Tristin proposes using a context model of organizational wrongdoing as the theoretical underpinning for systemic disparate treatment. In her words,
A context model of organizational wrongdoing helps make clear why entity liability for systemic disparate treatment is direct rather than vicarious. The employer is being held responsible for something that it has done. The employer‘s responsibility under this model turns not on identification of a single instance or even multiple instances of disparate treatment; rather, its responsibility turns on its own role in producing disparate treatment.
Changing the focus this way holds entities responsible when disparate treatment is the regular practice within the organization. When disparate treatment is the regular practice, it is unlikely that the disparities are being caused by a few “rogue” individuals acting on biases uninfluenced by the norms of the organization. It is the entity itself that is exercising disparate treatment, and it is not only vicariously liable. When disparate treatment exists, but is unusual rather than regular, individual disparate treatment is the appropriate approach, and the employer may be vicariously liable for the acts of its agents. Tristin goes further to operationalize the way that this theoretical underpinning would play out in a systemic disparate treatment case.

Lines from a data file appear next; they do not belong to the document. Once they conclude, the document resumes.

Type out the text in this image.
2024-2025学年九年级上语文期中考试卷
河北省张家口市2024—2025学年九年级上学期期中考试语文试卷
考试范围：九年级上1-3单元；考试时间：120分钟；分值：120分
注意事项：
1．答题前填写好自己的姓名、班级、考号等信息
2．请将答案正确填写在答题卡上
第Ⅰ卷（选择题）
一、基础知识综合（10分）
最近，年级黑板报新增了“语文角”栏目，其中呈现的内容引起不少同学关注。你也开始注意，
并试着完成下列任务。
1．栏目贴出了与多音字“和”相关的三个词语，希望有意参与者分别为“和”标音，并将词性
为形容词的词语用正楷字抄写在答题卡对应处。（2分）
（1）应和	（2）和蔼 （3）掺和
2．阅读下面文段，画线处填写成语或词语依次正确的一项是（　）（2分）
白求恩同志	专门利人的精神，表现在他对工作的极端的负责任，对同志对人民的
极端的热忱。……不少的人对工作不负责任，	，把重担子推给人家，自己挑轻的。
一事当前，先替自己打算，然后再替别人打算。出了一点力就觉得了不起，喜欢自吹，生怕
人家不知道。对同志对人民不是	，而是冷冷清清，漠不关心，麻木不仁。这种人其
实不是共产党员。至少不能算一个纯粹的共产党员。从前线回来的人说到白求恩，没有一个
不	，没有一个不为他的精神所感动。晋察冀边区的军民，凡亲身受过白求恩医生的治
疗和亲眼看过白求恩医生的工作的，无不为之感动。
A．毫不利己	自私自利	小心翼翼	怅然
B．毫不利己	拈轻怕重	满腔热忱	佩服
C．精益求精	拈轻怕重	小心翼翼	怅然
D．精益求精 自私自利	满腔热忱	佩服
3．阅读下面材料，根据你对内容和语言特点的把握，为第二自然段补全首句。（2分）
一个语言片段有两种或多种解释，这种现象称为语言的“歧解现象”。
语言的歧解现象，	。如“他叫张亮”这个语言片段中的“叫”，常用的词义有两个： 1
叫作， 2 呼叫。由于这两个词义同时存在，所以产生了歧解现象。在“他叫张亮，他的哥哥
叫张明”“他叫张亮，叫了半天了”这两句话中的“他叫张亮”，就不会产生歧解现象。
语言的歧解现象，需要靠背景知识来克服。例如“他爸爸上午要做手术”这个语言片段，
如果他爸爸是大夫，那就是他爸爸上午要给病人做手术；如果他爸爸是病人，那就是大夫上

The analysis is thorough and the arguments provocative. Certainly, those who view liability of entities as principle-agent problems will resist the notion that entities can ever be responsible other than vicariously except in limited circumstances. The view that an organization is in anyway independent of the people who run it, that it can act without the fully self-aware, conscious volition of actors, that protected status rather than individual motive can cause discrimination, is not something that large groups of lawyers, judges, or legal scholars wholeheartedly accept. And that was clearly the view of the majority in Wal-Mart. Despite that limitation, Tristin’s contribution illuminates much about the principles that underlie systemic disparate treatment and the challenges to full implementation of Title VII that remain.